Her words settled on his shoulders like a heavy, wet blanket. Thick with recrimination that seeped into his bones. And though he tried, there was simply no way for him to wriggle out of this conversation since she’d laid it so plainly in his lap.
“Maybe I wonder what’s the point. Good men go to war. They don’t come home.” He looked up at her. “I didn’t deserve to come home. I’m a shitty husband. A shitty father. There are good men, good fathers, who didn’t come home. Why the fuck did I?” Harsh words, ripped from his soul.

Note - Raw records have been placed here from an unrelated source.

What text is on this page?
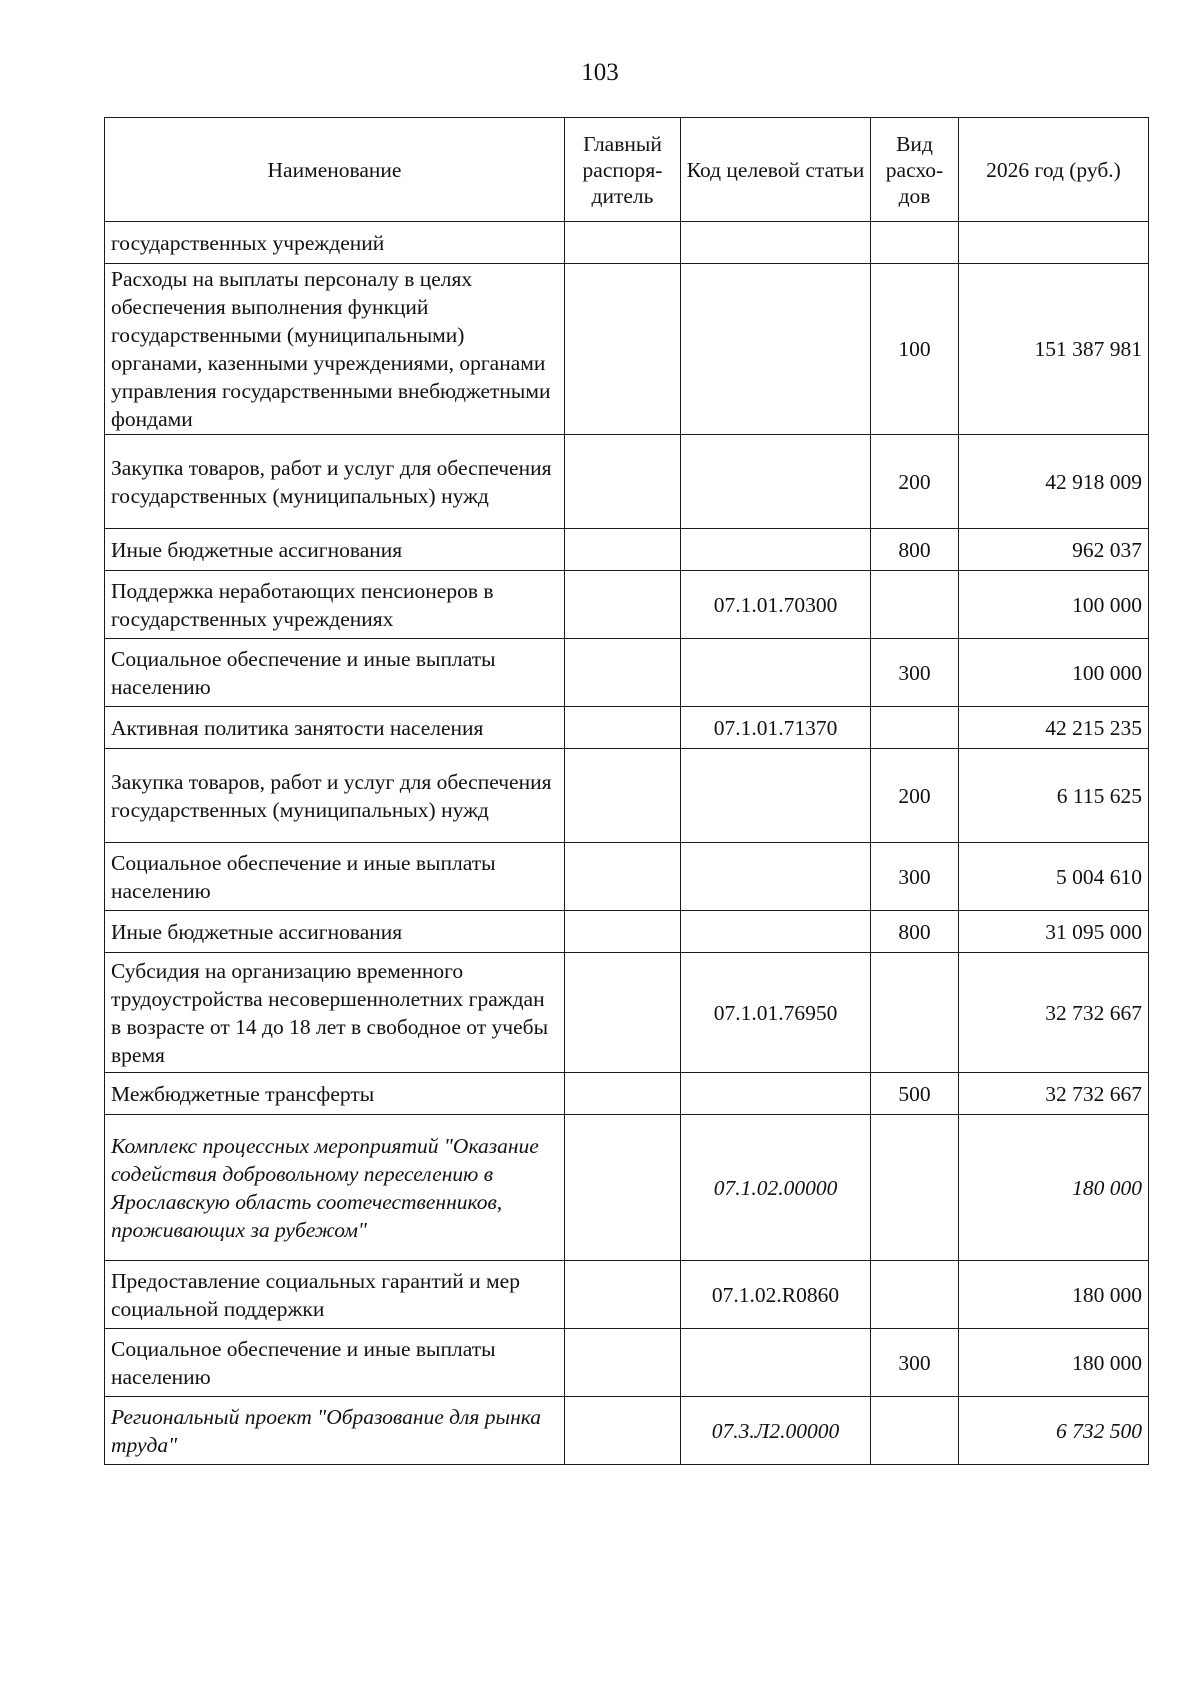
103
Наименование	Главный распоря-дитель	Код целевой статьи	Вид расхо-дов	2026 год (руб.)
государственных учреждений				
Расходы на выплаты персоналу в целях обеспечения выполнения функций государственными (муниципальными) органами, казенными учреждениями, органами управления государственными внебюджетными фондами			100	151 387 981
Закупка товаров, работ и услуг для обеспечения государственных (муниципальных) нужд			200	42 918 009
Иные бюджетные ассигнования			800	962 037
Поддержка неработающих пенсионеров в государственных учреждениях		07.1.01.70300		100 000
Социальное обеспечение и иные выплаты населению			300	100 000
Активная политика занятости населения		07.1.01.71370		42 215 235
Закупка товаров, работ и услуг для обеспечения государственных (муниципальных) нужд			200	6 115 625
Социальное обеспечение и иные выплаты населению			300	5 004 610
Иные бюджетные ассигнования			800	31 095 000
Субсидия на организацию временного трудоустройства несовершеннолетних граждан в возрасте от 14 до 18 лет в свободное от учебы время		07.1.01.76950		32 732 667
Межбюджетные трансферты			500	32 732 667
Комплекс процессных мероприятий "Оказание содействия добровольному переселению в Ярославскую область соотечественников, проживающих за рубежом"		07.1.02.00000		180 000
Предоставление социальных гарантий и мер социальной поддержки		07.1.02.R0860		180 000
Социальное обеспечение и иные выплаты населению			300	180 000
Региональный проект "Образование для рынка труда"		07.3.Л2.00000		6 732 500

“Good men do come home,” Emily corrected. “They just don’t come back the same as when they went. And you have to accept that war asks good men to do bad things, that death in war isn’t something you can control and that punishing yourself isn’t doing anyone any good.”
“What am I supposed to do?” He stood abruptly, pacing the small office, unable to sit with the disquiet in his thoughts. “How do I wake up in the morning and not see everything that’s screwed up around me? Things that I screwed up by leaving. By running. My wife doesn’t deserve this. My kids don’t.”
The strain was back, squeezing around his heart.
“Start with something small,” she said quietly.
He looked down at her where he stood. The woman was unflappable. Calm in the face of his frustration. How did she manage that? “Like what?”
“Take the kids. By yourself. Do something with them, just them. Show them you’re still their daddy but more importantly, show yourself that you can do this.”
“I’m not sure Laura would be comfortable with that.” A very real fear. “What if I lose my shit again?” he whispered.
“Then don’t freak out. Then walk away for a second. Go into the bathroom, close the door and give yourself a minute. And if that doesn’t work? Then you stay in that bathroom until it does.”
Trent sucked in a deep breath, the shame from the other morning crashing over him.
“You have to give yourself permission to take things slowly, Trent. You can’t come back from being at war for most of the last decade and expect to just miraculously turn things off.”
He smiled bitterly. “When you put it like that, it sounds a little silly.”
“This isn’t silly,” she said quietly. “This is the hardest thing you will ever do.”